# Hibiscus, what to do with it?



## JustJoel (May 22, 2018)

You can find some pretty unusual stuff in the 99 cent store! The one I visited today had, among other interesting items, a wall of Mexican spices packaged cheaply in those crinkly plastic bags. And they were all 99 cents!

Among these spices I found hibiscus. I bought it on a whim, but have no idea what to with it! I googled, and every hit was a beverage or hibiscus infused simple syrup. Are there any other ways I can use hibiscus?


----------



## taxlady (May 22, 2018)

I make hibiscus and rosehip tea. It is fabulous as ice tea and the colour is a lovely, bright red. I like the slight tanginess, so I don't add any sugar.


----------



## CakePoet (May 22, 2018)

Last time I had dried hibiscus  I  booked marked these :
https://www.epicurious.com/ingredients/hibiscus-flower-cooking-iced-tea-flor-de-jamaica-article

Hibiscus Liqueur Recipe | Everclear Liqueur Recipes

https://www.loveandoliveoil.com/2013/04/hibiscus-flower-enchiladas.html

But then I just made  lovely Hibiscus cold tea and drank it..  yum


----------



## CraigC (May 22, 2018)

Try looking up Jamaican and Caribbean recipes.


----------



## JustJoel (May 22, 2018)

CakePoet said:


> Last time I had dried hibiscus  I  booked marked these :
> https://www.epicurious.com/ingredients/hibiscus-flower-cooking-iced-tea-flor-de-jamaica-article
> 
> Hibiscus Liqueur Recipe | Everclear Liqueur Recipes
> ...


OMG, those enchiladas look interesting and delicious. Give me a few days to get over my Indian food obsession and I’ll make ‘em! Thank you!


----------



## CakePoet (May 22, 2018)

And the liquid you get as left overs, you can make sweet tea or use in  a cake.


----------



## Dawgluver (May 22, 2018)

Love jamaica (hibiscus) tea! I imagine you could use it in jellies and jams for the liquid, and to poach fruit.


----------



## msmofet (May 22, 2018)

taxlady said:


> I make hibiscus and rosehip tea.
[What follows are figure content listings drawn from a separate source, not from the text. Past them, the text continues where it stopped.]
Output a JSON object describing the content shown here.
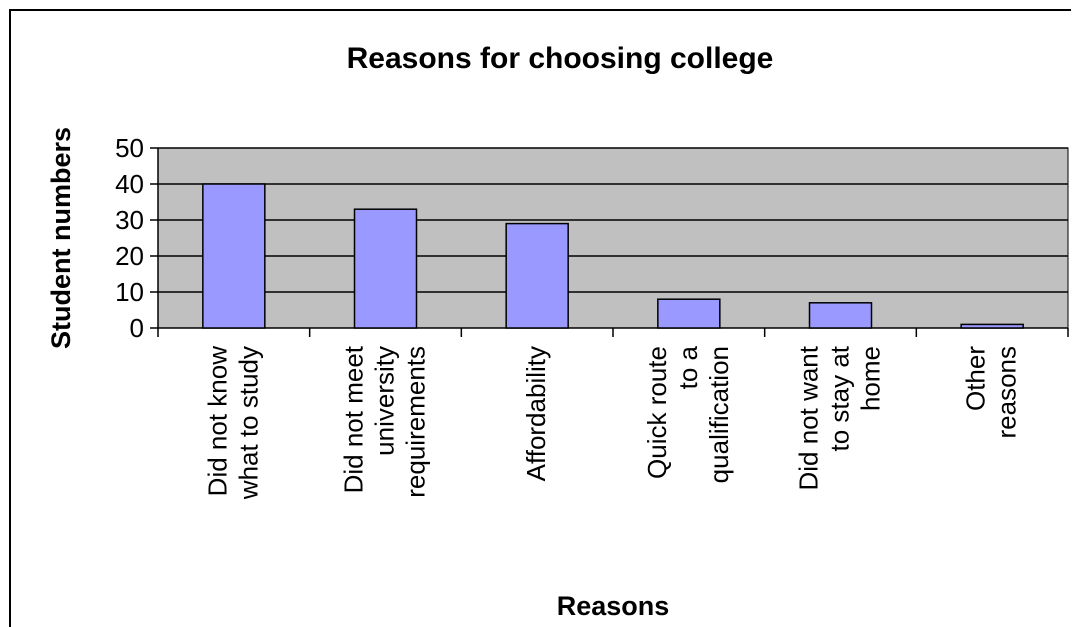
{
  "chart_data": {
    "type": "bar",
    "title": "Reasons for choosing college",
    "xlabel": "Reasons",
    "ylabel": "Student numbers",
    "categories": [
      [
        "Did  not know",
        "what to study"
      ],
      [
        "Did not meet",
        "university",
        "requirements"
      ],
      [
        "Affordability"
      ],
      [
        "Quick route",
        "to a",
        "qualification"
      ],
      [
        "Did not want",
        "to stay at",
        "home"
      ],
      [
        "Other",
        "reasons"
      ]
    ],
    "values": [
      40,
      33,
      29,
      8,
      7,
      1
    ],
    "ylim": [
      0,
      50
    ],
    "yticks": [
      0,
      10,
      20,
      30,
      40,
      50
    ],
    "grid": true,
    "legend": "none",
    "colors": {
      "bar": "#9999ff",
      "plot_background": "#c0c0c0",
      "gridline": "#000000"
    }
  }
}
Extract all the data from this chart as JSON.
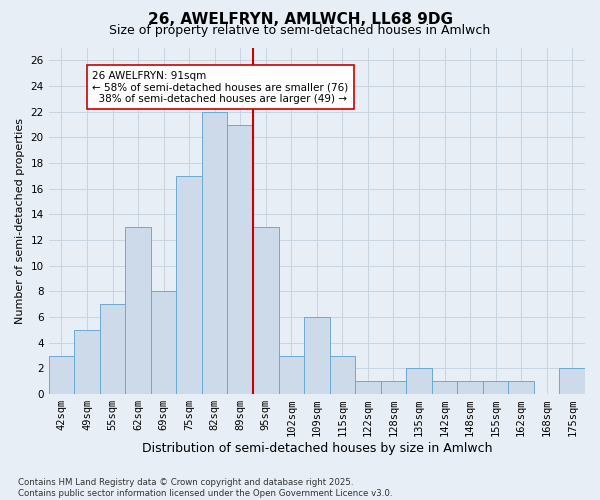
{
  "title_line1": "26, AWELFRYN, AMLWCH, LL68 9DG",
  "title_line2": "Size of property relative to semi-detached houses in Amlwch",
  "xlabel": "Distribution of semi-detached houses by size in Amlwch",
  "ylabel": "Number of semi-detached properties",
  "categories": [
    "42sqm",
    "49sqm",
    "55sqm",
    "62sqm",
    "69sqm",
    "75sqm",
    "82sqm",
    "89sqm",
    "95sqm",
    "102sqm",
    "109sqm",
    "115sqm",
    "122sqm",
    "128sqm",
    "135sqm",
    "142sqm",
    "148sqm",
    "155sqm",
    "162sqm",
    "168sqm",
    "175sqm"
  ],
  "values": [
    3,
    5,
    7,
    13,
    8,
    17,
    22,
    21,
    13,
    3,
    6,
    3,
    1,
    1,
    2,
    1,
    1,
    1,
    1,
    0,
    2
  ],
  "bar_color": "#ccdaea",
  "bar_edge_color": "#6aaad4",
  "vline_color": "#cc0000",
  "vline_x_index": 8.5,
  "ylim": [
    0,
    27
  ],
  "yticks": [
    0,
    2,
    4,
    6,
    8,
    10,
    12,
    14,
    16,
    18,
    20,
    22,
    24,
    26
  ],
  "background_color": "#e8eef5",
  "grid_color": "#c8d4e0",
  "annotation_box_color": "#ffffff",
  "annotation_box_edge": "#cc0000",
  "property_size_label": "26 AWELFRYN: 91sqm",
  "pct_smaller": 58,
  "num_smaller": 76,
  "pct_larger": 38,
  "num_larger": 49,
  "footer_line1": "Contains HM Land Registry data © Crown copyright and database right 2025.",
  "footer_line2": "Contains public sector information licensed under the Open Government Licence v3.0.",
  "title_fontsize": 11,
  "subtitle_fontsize": 9,
  "ylabel_fontsize": 8,
  "xlabel_fontsize": 9,
  "tick_fontsize": 7.5,
  "annotation_fontsize": 7.5,
  "footer_fontsize": 6.2
}
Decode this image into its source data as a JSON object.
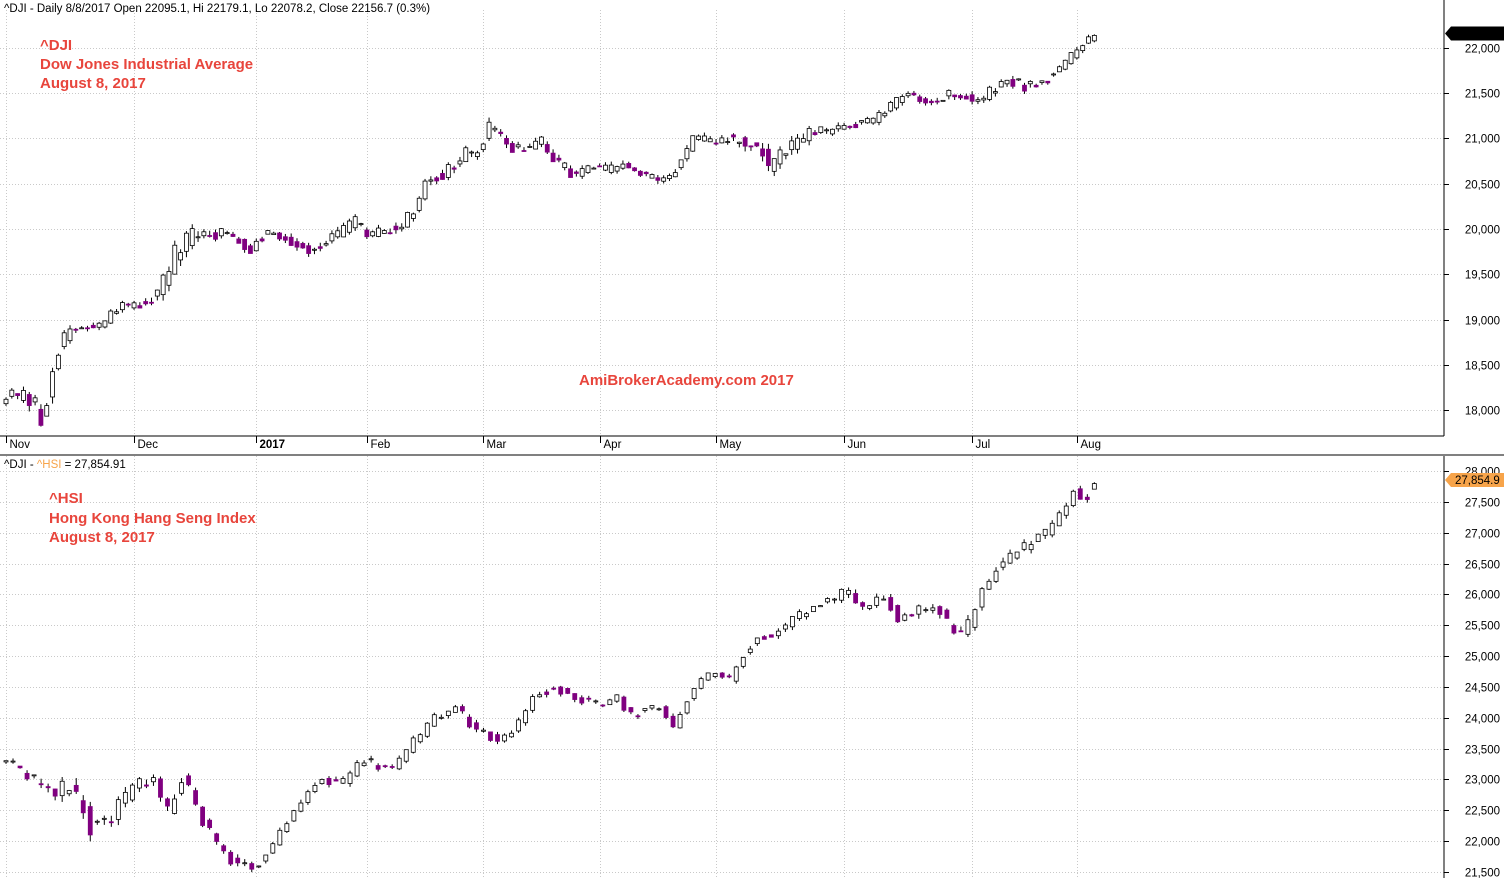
{
  "theme": {
    "bear_color": "#800080",
    "bull_color": "#ffffff",
    "outline_color": "#000000",
    "annotation_color": "#e8453c",
    "watermark_color": "#e8453c",
    "tag_top_color": "#000000",
    "tag_bottom_color": "#f7a44a",
    "hsi_series_label_color": "#f7a44a"
  },
  "chart_data": [
    {
      "type": "candlestick",
      "header": "^DJI - Daily 8/8/2017 Open 22095.1, Hi 22179.1, Lo 22078.2, Close 22156.7 (0.3%)",
      "annotation_lines": [
        "^DJI",
        "Dow Jones Industrial Average",
        "August 8, 2017"
      ],
      "watermark": "AmiBrokerAcademy.com 2017",
      "ylim": [
        17750,
        22250
      ],
      "y_ticks": [
        18000,
        18500,
        19000,
        19500,
        20000,
        20500,
        21000,
        21500,
        22000
      ],
      "y_tick_labels": [
        "18,000",
        "18,500",
        "19,000",
        "19,500",
        "20,000",
        "20,500",
        "21,000",
        "21,500",
        "22,000"
      ],
      "last_value_label": "22,156.7",
      "last_value": 22156.7,
      "month_labels": [
        "Nov",
        "Dec",
        "2017",
        "Feb",
        "Mar",
        "Apr",
        "May",
        "Jun",
        "Jul",
        "Aug"
      ],
      "month_bar_index": [
        0,
        22,
        43,
        62,
        82,
        102,
        122,
        144,
        166,
        184
      ],
      "close_anchors": [
        [
          0,
          18180
        ],
        [
          3,
          18130
        ],
        [
          5,
          18020
        ],
        [
          6,
          17890
        ],
        [
          7,
          18170
        ],
        [
          9,
          18700
        ],
        [
          11,
          18880
        ],
        [
          13,
          18900
        ],
        [
          17,
          18950
        ],
        [
          18,
          19050
        ],
        [
          20,
          19150
        ],
        [
          22,
          19150
        ],
        [
          26,
          19270
        ],
        [
          29,
          19700
        ],
        [
          32,
          19920
        ],
        [
          35,
          19950
        ],
        [
          38,
          19950
        ],
        [
          42,
          19780
        ],
        [
          43,
          19900
        ],
        [
          45,
          19960
        ],
        [
          48,
          19900
        ],
        [
          52,
          19770
        ],
        [
          56,
          19900
        ],
        [
          60,
          20080
        ],
        [
          62,
          19920
        ],
        [
          65,
          19980
        ],
        [
          68,
          20050
        ],
        [
          70,
          20180
        ],
        [
          72,
          20550
        ],
        [
          75,
          20600
        ],
        [
          79,
          20820
        ],
        [
          81,
          20850
        ],
        [
          83,
          21100
        ],
        [
          86,
          20940
        ],
        [
          89,
          20880
        ],
        [
          92,
          20950
        ],
        [
          95,
          20700
        ],
        [
          98,
          20600
        ],
        [
          100,
          20680
        ],
        [
          103,
          20650
        ],
        [
          106,
          20700
        ],
        [
          109,
          20600
        ],
        [
          112,
          20520
        ],
        [
          114,
          20600
        ],
        [
          116,
          20760
        ],
        [
          118,
          21000
        ],
        [
          121,
          20950
        ],
        [
          124,
          21000
        ],
        [
          127,
          20950
        ],
        [
          130,
          20850
        ],
        [
          131,
          20650
        ],
        [
          134,
          20850
        ],
        [
          138,
          21050
        ],
        [
          142,
          21080
        ],
        [
          145,
          21150
        ],
        [
          149,
          21200
        ],
        [
          152,
          21350
        ],
        [
          155,
          21500
        ],
        [
          157,
          21450
        ],
        [
          160,
          21400
        ],
        [
          162,
          21500
        ],
        [
          165,
          21450
        ],
        [
          167,
          21400
        ],
        [
          170,
          21550
        ],
        [
          172,
          21640
        ],
        [
          175,
          21580
        ],
        [
          178,
          21620
        ],
        [
          181,
          21780
        ],
        [
          184,
          21960
        ],
        [
          186,
          22090
        ],
        [
          187,
          22157
        ]
      ],
      "range_anchors": [
        [
          0,
          110
        ],
        [
          7,
          260
        ],
        [
          10,
          130
        ],
        [
          22,
          100
        ],
        [
          28,
          230
        ],
        [
          40,
          110
        ],
        [
          82,
          160
        ],
        [
          95,
          120
        ],
        [
          120,
          110
        ],
        [
          131,
          220
        ],
        [
          145,
          90
        ],
        [
          170,
          130
        ],
        [
          187,
          101
        ]
      ]
    },
    {
      "type": "candlestick",
      "header_prefix": "^DJI - ",
      "header_series": "^HSI",
      "header_value": " = 27,854.91",
      "annotation_lines": [
        "^HSI",
        "Hong Kong Hang Seng Index",
        "August 8, 2017"
      ],
      "ylim": [
        21400,
        28000
      ],
      "y_ticks": [
        21500,
        22000,
        22500,
        23000,
        23500,
        24000,
        24500,
        25000,
        25500,
        26000,
        26500,
        27000,
        27500,
        28000
      ],
      "y_tick_labels": [
        "21,500",
        "22,000",
        "22,500",
        "23,000",
        "23,500",
        "24,000",
        "24,500",
        "25,000",
        "25,500",
        "26,000",
        "26,500",
        "27,000",
        "27,500",
        "28,000"
      ],
      "last_value_label": "27,854.9",
      "last_value": 27854.9,
      "close_anchors": [
        [
          0,
          23300
        ],
        [
          3,
          23050
        ],
        [
          5,
          22850
        ],
        [
          7,
          22700
        ],
        [
          9,
          22950
        ],
        [
          12,
          22250
        ],
        [
          15,
          22400
        ],
        [
          18,
          22900
        ],
        [
          21,
          22950
        ],
        [
          23,
          22500
        ],
        [
          25,
          23050
        ],
        [
          27,
          22550
        ],
        [
          30,
          21900
        ],
        [
          32,
          21700
        ],
        [
          35,
          21550
        ],
        [
          37,
          21800
        ],
        [
          40,
          22300
        ],
        [
          42,
          22650
        ],
        [
          44,
          22950
        ],
        [
          46,
          23000
        ],
        [
          48,
          22950
        ],
        [
          51,
          23300
        ],
        [
          55,
          23150
        ],
        [
          58,
          23600
        ],
        [
          61,
          24000
        ],
        [
          64,
          24150
        ],
        [
          67,
          23800
        ],
        [
          70,
          23650
        ],
        [
          72,
          23750
        ],
        [
          75,
          24350
        ],
        [
          78,
          24500
        ],
        [
          81,
          24350
        ],
        [
          84,
          24200
        ],
        [
          87,
          24300
        ],
        [
          89,
          24050
        ],
        [
          93,
          24200
        ],
        [
          95,
          23850
        ],
        [
          98,
          24500
        ],
        [
          101,
          24750
        ],
        [
          103,
          24600
        ],
        [
          105,
          25050
        ],
        [
          107,
          25300
        ],
        [
          110,
          25400
        ],
        [
          113,
          25650
        ],
        [
          116,
          25850
        ],
        [
          120,
          26050
        ],
        [
          122,
          25750
        ],
        [
          125,
          25950
        ],
        [
          127,
          25600
        ],
        [
          130,
          25700
        ],
        [
          132,
          25850
        ],
        [
          135,
          25400
        ],
        [
          136,
          25350
        ],
        [
          137,
          25500
        ],
        [
          139,
          26050
        ],
        [
          141,
          26400
        ],
        [
          143,
          26600
        ],
        [
          146,
          26850
        ],
        [
          148,
          27000
        ],
        [
          150,
          27250
        ],
        [
          152,
          27700
        ],
        [
          154,
          27500
        ],
        [
          155,
          27855
        ]
      ],
      "range_anchors": [
        [
          0,
          150
        ],
        [
          10,
          350
        ],
        [
          30,
          180
        ],
        [
          60,
          150
        ],
        [
          100,
          130
        ],
        [
          135,
          230
        ],
        [
          155,
          150
        ]
      ]
    }
  ]
}
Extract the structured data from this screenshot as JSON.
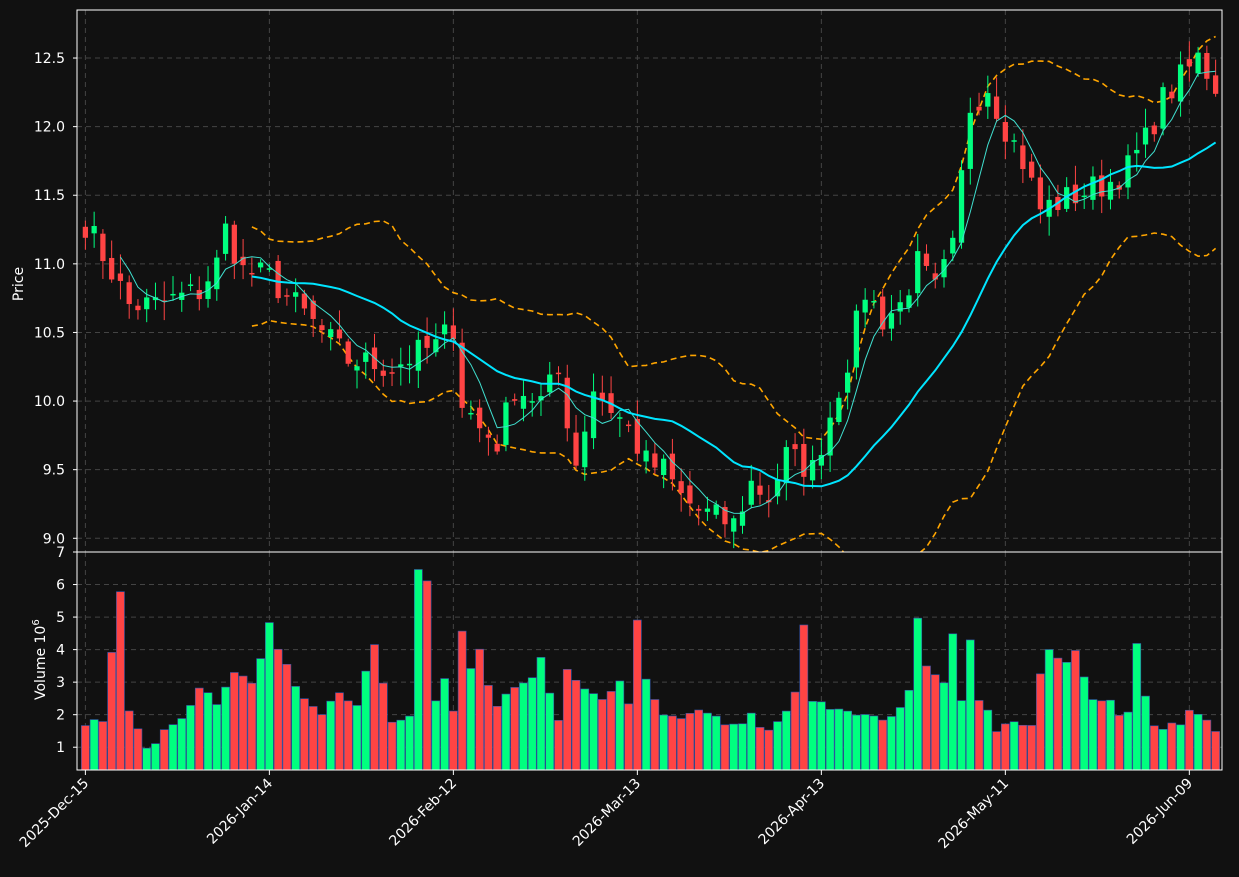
{
  "colors": {
    "background": "#111111",
    "up": "#00ff7f",
    "down": "#ff4444",
    "ma_fast": "#40e0d0",
    "ma_slow": "#00e5ff",
    "bollinger": "#ffa500",
    "grid": "#444444",
    "axes": "#ffffff"
  },
  "chart_data": {
    "type": "candlestick",
    "ylabel": "Price",
    "volume_ylabel": "Volume  10",
    "volume_exponent": "6",
    "price_ylim": [
      8.9,
      12.85
    ],
    "volume_ylim": [
      0.3,
      7
    ],
    "price_ticks": [
      9.0,
      9.5,
      10.0,
      10.5,
      11.0,
      11.5,
      12.0,
      12.5
    ],
    "volume_ticks": [
      1,
      2,
      3,
      4,
      5,
      6,
      7
    ],
    "x_tick_labels": [
      {
        "i": 0,
        "label": "2025-Dec-15"
      },
      {
        "i": 21,
        "label": "2026-Jan-14"
      },
      {
        "i": 42,
        "label": "2026-Feb-12"
      },
      {
        "i": 63,
        "label": "2026-Mar-13"
      },
      {
        "i": 84,
        "label": "2026-Apr-13"
      },
      {
        "i": 105,
        "label": "2026-May-11"
      },
      {
        "i": 126,
        "label": "2026-Jun-09"
      }
    ],
    "grid": true,
    "start_date": "2025-12-15",
    "end_date": "2026-06-12",
    "ma_fast_period": 5,
    "ma_slow_period": 20,
    "bollinger_period": 20,
    "bollinger_std": 2,
    "price_keypoints": [
      [
        0,
        11.3
      ],
      [
        3,
        10.95
      ],
      [
        5,
        10.7
      ],
      [
        8,
        10.7
      ],
      [
        13,
        10.8
      ],
      [
        15,
        11.0
      ],
      [
        16,
        11.25
      ],
      [
        18,
        10.95
      ],
      [
        21,
        10.9
      ],
      [
        24,
        10.7
      ],
      [
        27,
        10.5
      ],
      [
        30,
        10.3
      ],
      [
        35,
        10.25
      ],
      [
        38,
        10.35
      ],
      [
        40,
        10.4
      ],
      [
        42,
        10.55
      ],
      [
        43,
        10.0
      ],
      [
        45,
        9.8
      ],
      [
        47,
        9.7
      ],
      [
        49,
        10.1
      ],
      [
        52,
        10.0
      ],
      [
        54,
        10.2
      ],
      [
        56,
        9.55
      ],
      [
        58,
        10.1
      ],
      [
        60,
        9.95
      ],
      [
        62,
        9.8
      ],
      [
        64,
        9.55
      ],
      [
        66,
        9.5
      ],
      [
        68,
        9.3
      ],
      [
        70,
        9.2
      ],
      [
        72,
        9.15
      ],
      [
        74,
        9.1
      ],
      [
        76,
        9.4
      ],
      [
        78,
        9.3
      ],
      [
        80,
        9.6
      ],
      [
        83,
        9.5
      ],
      [
        85,
        9.9
      ],
      [
        87,
        10.3
      ],
      [
        89,
        10.8
      ],
      [
        91,
        10.6
      ],
      [
        93,
        10.7
      ],
      [
        95,
        11.0
      ],
      [
        97,
        10.8
      ],
      [
        99,
        11.1
      ],
      [
        101,
        12.15
      ],
      [
        103,
        12.3
      ],
      [
        105,
        12.0
      ],
      [
        107,
        11.75
      ],
      [
        109,
        11.4
      ],
      [
        111,
        11.45
      ],
      [
        113,
        11.5
      ],
      [
        115,
        11.55
      ],
      [
        117,
        11.6
      ],
      [
        119,
        11.7
      ],
      [
        121,
        11.9
      ],
      [
        123,
        12.2
      ],
      [
        125,
        12.35
      ],
      [
        127,
        12.5
      ],
      [
        129,
        12.3
      ]
    ],
    "volume_keypoints": [
      [
        0,
        1.8
      ],
      [
        2,
        1.9
      ],
      [
        4,
        5.7
      ],
      [
        5,
        2.0
      ],
      [
        7,
        0.9
      ],
      [
        9,
        1.5
      ],
      [
        11,
        1.8
      ],
      [
        13,
        2.8
      ],
      [
        15,
        2.4
      ],
      [
        17,
        3.2
      ],
      [
        19,
        2.9
      ],
      [
        21,
        4.8
      ],
      [
        23,
        3.4
      ],
      [
        25,
        2.4
      ],
      [
        27,
        2.1
      ],
      [
        29,
        2.7
      ],
      [
        31,
        2.2
      ],
      [
        33,
        4.2
      ],
      [
        35,
        1.7
      ],
      [
        37,
        2.0
      ],
      [
        38,
        6.4
      ],
      [
        39,
        6.2
      ],
      [
        40,
        2.3
      ],
      [
        41,
        3.1
      ],
      [
        42,
        2.0
      ],
      [
        43,
        4.6
      ],
      [
        44,
        3.3
      ],
      [
        45,
        3.9
      ],
      [
        47,
        2.2
      ],
      [
        49,
        2.8
      ],
      [
        51,
        3.0
      ],
      [
        52,
        3.7
      ],
      [
        54,
        1.9
      ],
      [
        55,
        3.3
      ],
      [
        57,
        2.7
      ],
      [
        59,
        2.4
      ],
      [
        61,
        2.9
      ],
      [
        62,
        2.2
      ],
      [
        63,
        5.0
      ],
      [
        64,
        3.2
      ],
      [
        66,
        2.0
      ],
      [
        68,
        1.8
      ],
      [
        70,
        2.1
      ],
      [
        72,
        2.0
      ],
      [
        74,
        1.6
      ],
      [
        76,
        1.9
      ],
      [
        78,
        1.6
      ],
      [
        80,
        2.0
      ],
      [
        81,
        2.6
      ],
      [
        82,
        4.7
      ],
      [
        83,
        2.3
      ],
      [
        85,
        2.3
      ],
      [
        87,
        2.0
      ],
      [
        89,
        2.0
      ],
      [
        91,
        1.8
      ],
      [
        93,
        2.2
      ],
      [
        94,
        2.8
      ],
      [
        95,
        5.0
      ],
      [
        96,
        3.6
      ],
      [
        98,
        3.1
      ],
      [
        99,
        4.6
      ],
      [
        100,
        2.4
      ],
      [
        101,
        4.3
      ],
      [
        102,
        2.4
      ],
      [
        104,
        1.6
      ],
      [
        106,
        1.7
      ],
      [
        108,
        1.6
      ],
      [
        109,
        3.2
      ],
      [
        110,
        3.9
      ],
      [
        112,
        3.5
      ],
      [
        113,
        3.9
      ],
      [
        115,
        2.6
      ],
      [
        117,
        2.5
      ],
      [
        118,
        2.0
      ],
      [
        119,
        2.1
      ],
      [
        120,
        4.2
      ],
      [
        121,
        2.6
      ],
      [
        122,
        1.8
      ],
      [
        123,
        1.5
      ],
      [
        126,
        2.0
      ],
      [
        129,
        1.6
      ]
    ]
  }
}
It is fabulous as ice tea and the colour is a lovely, bright red. I like the slight tanginess, so I don't add any sugar.



I also buy loose hibiscus and rosehip for tea. I add honey. This combo is high in vitamins and we always have when we are fighting a cold/flu and sore throat. Mom believed it helped bring a fever down.


----------